Jonathan Van Tam was saying on the TV news tonight that if we vaccinate the most vulnerable people, he thinks we could get rid of 99% of the hospitalisations and deaths from COVID-19.
Even if it doesn't turn out to be 99%, then a large decrease in hospitalisations and death will mean that COVID-19 is no worse than seasonal flu, and something approaching a normal life can then resume.
I think the requirement to continue self isolating after vaccination is only until the scientists understand the effect of vaccination on transmission of the virus, or until sufficiently large numbers of people have been vaccinated.
What he said was that they are targeting groups of people for vaccination in phase 1 where those groups contain 99% of the hospitalisations and deaths from COVID-19. That does not mean a 99% reduction in serious cases is expected...
There is no data on the effectiveness of covid vaccines in older people with underlying health conditions. Data for other vaccines show varying degrees of lower effectiveness levels in in older people with underlying health conditions.
If you target the 99% groups with a vaccine that is 95.1% efficient (+0.1/-0.6%) you get a 94.1% reduction not a 99% reduction (i.e. 0.99*0.951).
6% with no restrictions or mitigation in place level of transmission is probably manageable for the NHS but still has some big impacts on their ability to do deal with non covid workloads.
If the vaccine is less effective in those high risk groups then the reduction in case numbers will be lower.
Not all of those ~24-25m in the priority groups are able to have the vaccine, recent estimates put that number at 1.2m (or 5% of that group).
Hence 0.99*(1-0.05)*0.951 = 89.4% this assume the vaccine effectiveness is 95.1% in that group and all those that can be vaccinated take it. 10.6% of a no restrictions / mitigation serious case level is a problem for the NHS.
They also only have enough of the Pfzier vaccine by the end of 2021 for 20m of those 24-25m. So they need the Oxford/AZ and Moderna vaccines.
Hence the reality is that the reduction will be lower than the 89.4% above.
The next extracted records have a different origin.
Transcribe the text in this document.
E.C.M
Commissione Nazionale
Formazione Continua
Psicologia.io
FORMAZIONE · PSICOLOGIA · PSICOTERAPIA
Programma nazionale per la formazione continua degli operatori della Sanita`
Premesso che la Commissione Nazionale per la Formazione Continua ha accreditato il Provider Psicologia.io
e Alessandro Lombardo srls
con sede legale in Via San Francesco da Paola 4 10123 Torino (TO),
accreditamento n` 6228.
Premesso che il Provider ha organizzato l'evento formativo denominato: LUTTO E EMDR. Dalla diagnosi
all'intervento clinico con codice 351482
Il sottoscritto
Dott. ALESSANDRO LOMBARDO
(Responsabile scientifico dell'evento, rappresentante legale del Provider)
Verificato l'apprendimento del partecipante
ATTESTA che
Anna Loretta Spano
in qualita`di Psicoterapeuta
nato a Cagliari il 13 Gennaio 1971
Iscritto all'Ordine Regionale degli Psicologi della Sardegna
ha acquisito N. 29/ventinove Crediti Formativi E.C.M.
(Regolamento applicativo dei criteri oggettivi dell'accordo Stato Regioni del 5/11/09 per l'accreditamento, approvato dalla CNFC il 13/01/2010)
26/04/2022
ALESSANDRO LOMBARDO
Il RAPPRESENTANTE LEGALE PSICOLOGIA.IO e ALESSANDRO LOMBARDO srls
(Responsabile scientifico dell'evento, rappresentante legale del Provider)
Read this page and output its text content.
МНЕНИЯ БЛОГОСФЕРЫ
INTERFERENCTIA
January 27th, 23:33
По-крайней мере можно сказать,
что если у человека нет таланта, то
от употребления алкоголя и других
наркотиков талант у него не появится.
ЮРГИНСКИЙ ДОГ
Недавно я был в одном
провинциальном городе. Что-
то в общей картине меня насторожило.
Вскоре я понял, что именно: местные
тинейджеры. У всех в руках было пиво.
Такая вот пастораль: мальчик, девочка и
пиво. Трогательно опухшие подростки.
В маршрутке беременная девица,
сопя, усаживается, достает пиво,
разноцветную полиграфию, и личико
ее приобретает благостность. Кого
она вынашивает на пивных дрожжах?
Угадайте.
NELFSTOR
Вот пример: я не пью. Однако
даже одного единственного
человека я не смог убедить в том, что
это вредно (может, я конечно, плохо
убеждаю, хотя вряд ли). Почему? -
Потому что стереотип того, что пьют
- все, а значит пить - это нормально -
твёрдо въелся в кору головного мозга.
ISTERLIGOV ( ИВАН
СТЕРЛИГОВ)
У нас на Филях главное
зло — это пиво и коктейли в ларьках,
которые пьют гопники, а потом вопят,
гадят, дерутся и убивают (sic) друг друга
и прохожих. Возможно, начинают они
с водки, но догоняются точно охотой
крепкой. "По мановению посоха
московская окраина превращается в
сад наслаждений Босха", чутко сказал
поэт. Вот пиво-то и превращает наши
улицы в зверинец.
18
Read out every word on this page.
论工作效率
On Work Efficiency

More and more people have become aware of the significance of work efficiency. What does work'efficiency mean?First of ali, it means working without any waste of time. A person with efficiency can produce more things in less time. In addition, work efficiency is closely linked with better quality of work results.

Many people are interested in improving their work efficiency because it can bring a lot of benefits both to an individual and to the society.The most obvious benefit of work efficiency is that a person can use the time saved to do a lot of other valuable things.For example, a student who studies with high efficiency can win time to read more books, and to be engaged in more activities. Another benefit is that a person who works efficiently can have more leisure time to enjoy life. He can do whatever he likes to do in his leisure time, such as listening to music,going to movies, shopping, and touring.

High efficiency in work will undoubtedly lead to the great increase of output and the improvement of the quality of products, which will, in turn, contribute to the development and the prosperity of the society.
It will take many months to get data on transmission rate reduction and transmission rate reduction is a key part of those who can't have the vaccine or for whom it isn't effective. These will be a very interesting and import set of numbers!
I hope this isn't true. It seems whatever happens some people want to keep restrictions in place as something might happen. You really would think this is the most deadly virus ever.
There is very limited data on the effect of the vaccines on infectiousness /transmission. Pfizer and Moderna have't tried to collect data and the UK arm of the Oxford AZ trial did but there is no public analysis of that data yet.
As Boris said yesterday he wished he had had a better understanding of asymptomatic transmission far earlier. Asymptomic transmission of Covid is far worse than for SARS / MERS (for both of which peak infectiousness starts 2 days after starting to show symptoms, unlike Covid which appears to start 1.5-2 days before if you show symptoms) or Flu which is one of the reason dealing with Covid is so hard.
A person offered the vaccine should be considered equivalent to a person receiving the vaccine for the purposes of deciding when restrictions are released.
If an over 65 year old decides not to be vaccinated, that is there decision, but the rest of the country should not be held ransom to them.
If they catch it they catch it and if they die they die, society will have discharged their responsibility to them at that point.
Unfortunately for your thinking the government is banking on some level of transmission rate reduction to protect the 1.2m who can't be vaccinated in the priority group or those for whom vaccination is ineffective. The maths needs people vaccinated even if you don't like this!
If there are useful levels of transmission rate reductions measured then they will be looking to vaccinate 85%+ of the adult population. (Transmission rate reductions are almost always lower than the measured vaccine effectiveness)
This is what I feared might happen. For most of the year we have been told that restrictions will be around until we can start to vaccinate. Then when the vaccine arrives, the experts suddenly start to dial back and tell us vaccines aren't the be all & end all.
It was always clear to me a fair number of others that you need quite a large number of people vaccinated to start seeing effects and there are lots of time lags too e.g. the measured effectiveness in 2 weeks post second dose, several months to vaccinate the high risk groups if they have enough vaccine. Again always clear to me a number of others that the reality wasn't going to be as magically quick as some were spinning.
It is also worth remembering that the weather will be against us till at least April. The winter : summer case prevalence ratio in the 4 traditionally circulating human coronaviruses is 9:1, hence if Covid is similar you would need more restrictions in winter than summer to achieve the same transmission levels.
While people might want the restrictions lifting ASAP, the maths ins't pointing to that.